Marathon training can teach us a lot about preparation for pregnancy, but the recent bombings in Boston teaches us about life.

Photo: airportrait/iStockphoto

Five years ago, I did something almost as challenging as getting pregnant with twins. I signed up to run in the Chicago Marathon.

For eight months, my body was given over to a greater physical goal. Diet was crucial, fatigue unavoidable. Sound familiar?

Up until now, I had been planning to write a post about how much marathon training can prepare you for pregnancy. But then, on Monday, the bombings at the Boston Marathon threw a completely different lesson our way.

As we all now know, three people were killed and many dozens injured when two explosions went off at what, for the runners nearing the final stretch, was meant to be a lifetime high-point. One of the dead was an eight-year-old boy cheering on his dad. The others were two women cheering on the strangers running by them.

Rounding the final bend of a marathon is an amazing feeling. The burning pain, mental fog, physical fatigue and spiritual desperation lift in an instant, and you feel light as air. Sailing down the straight, all you are aware of is joy and the hope that your loved ones can see you in your moment of glory.

I soaked up that feeling in Chicago five years ago, scanning the cheering crowd for the faces of my husband and stepsons. For the people running down that last straight in Boston when the bombs went off — the relative slow-pokes who finished up about the same time I did — what was set to be a triumph of their spirit and ability instantly transformed into tragedy and shock.

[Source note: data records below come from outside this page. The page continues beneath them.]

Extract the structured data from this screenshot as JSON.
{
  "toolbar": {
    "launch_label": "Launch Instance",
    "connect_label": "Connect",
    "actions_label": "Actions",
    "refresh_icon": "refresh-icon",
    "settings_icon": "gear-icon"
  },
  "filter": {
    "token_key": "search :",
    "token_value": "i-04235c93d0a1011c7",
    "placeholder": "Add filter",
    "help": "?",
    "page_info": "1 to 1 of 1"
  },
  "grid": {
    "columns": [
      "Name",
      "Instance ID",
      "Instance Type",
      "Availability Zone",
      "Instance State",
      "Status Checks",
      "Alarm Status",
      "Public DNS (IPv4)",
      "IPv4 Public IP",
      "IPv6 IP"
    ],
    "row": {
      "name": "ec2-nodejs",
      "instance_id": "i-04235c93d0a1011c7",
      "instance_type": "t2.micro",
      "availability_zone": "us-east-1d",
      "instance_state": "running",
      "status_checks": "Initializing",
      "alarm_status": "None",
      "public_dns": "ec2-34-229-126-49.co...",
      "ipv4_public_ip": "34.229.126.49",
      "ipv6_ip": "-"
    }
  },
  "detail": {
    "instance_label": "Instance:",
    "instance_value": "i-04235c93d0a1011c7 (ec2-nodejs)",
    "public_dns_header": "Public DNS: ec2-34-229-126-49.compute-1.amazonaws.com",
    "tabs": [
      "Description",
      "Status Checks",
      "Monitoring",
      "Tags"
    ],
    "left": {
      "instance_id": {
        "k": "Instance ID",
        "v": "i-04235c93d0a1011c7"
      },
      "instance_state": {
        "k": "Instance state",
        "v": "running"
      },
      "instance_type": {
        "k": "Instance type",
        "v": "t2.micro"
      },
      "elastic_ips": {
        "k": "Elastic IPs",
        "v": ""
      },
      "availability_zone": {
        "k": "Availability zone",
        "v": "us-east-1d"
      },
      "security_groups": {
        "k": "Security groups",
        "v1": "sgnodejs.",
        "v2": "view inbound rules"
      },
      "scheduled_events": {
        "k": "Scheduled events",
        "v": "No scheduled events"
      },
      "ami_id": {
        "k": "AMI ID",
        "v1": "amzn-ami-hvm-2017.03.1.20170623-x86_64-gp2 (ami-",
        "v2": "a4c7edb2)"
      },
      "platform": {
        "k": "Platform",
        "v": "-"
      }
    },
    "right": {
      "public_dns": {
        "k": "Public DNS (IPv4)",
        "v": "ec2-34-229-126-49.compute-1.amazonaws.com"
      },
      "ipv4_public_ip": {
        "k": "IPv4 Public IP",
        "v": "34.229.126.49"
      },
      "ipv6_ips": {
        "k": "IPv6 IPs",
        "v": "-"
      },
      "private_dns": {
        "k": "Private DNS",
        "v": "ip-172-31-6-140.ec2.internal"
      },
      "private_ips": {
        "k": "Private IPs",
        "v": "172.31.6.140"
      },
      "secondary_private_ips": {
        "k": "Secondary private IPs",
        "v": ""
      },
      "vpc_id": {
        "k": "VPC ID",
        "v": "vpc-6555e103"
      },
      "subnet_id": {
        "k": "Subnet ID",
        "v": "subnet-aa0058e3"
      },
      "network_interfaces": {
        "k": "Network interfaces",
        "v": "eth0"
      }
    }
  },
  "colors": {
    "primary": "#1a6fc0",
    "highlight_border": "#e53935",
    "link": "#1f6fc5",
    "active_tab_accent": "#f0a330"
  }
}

It seems unfair to equate a deliberate act of terror with the vagaries of everyday life. But Monday’s events remind me that, even at the best of times, something unexpected can change everything.
That doesn’t mean we should give up, or stop taking on crazy projects that challenge our understanding of what we can do. But it does mean that, among the single-minded preparation — whether it’s going on morning-long training runs or sitting through prenatal classes — we should be cognizant of what really fuels us. Family. Friends. The desire to be our best selves, and to make our kids proud.

I might run another marathon one day. If I do, Boston will be in the back of my mind. Not because I’ll be scared of a freak act of terror, but because I’ll have children, too. And I’ll want them to know that, regardless of what scary realities exist in the world, anything is possible.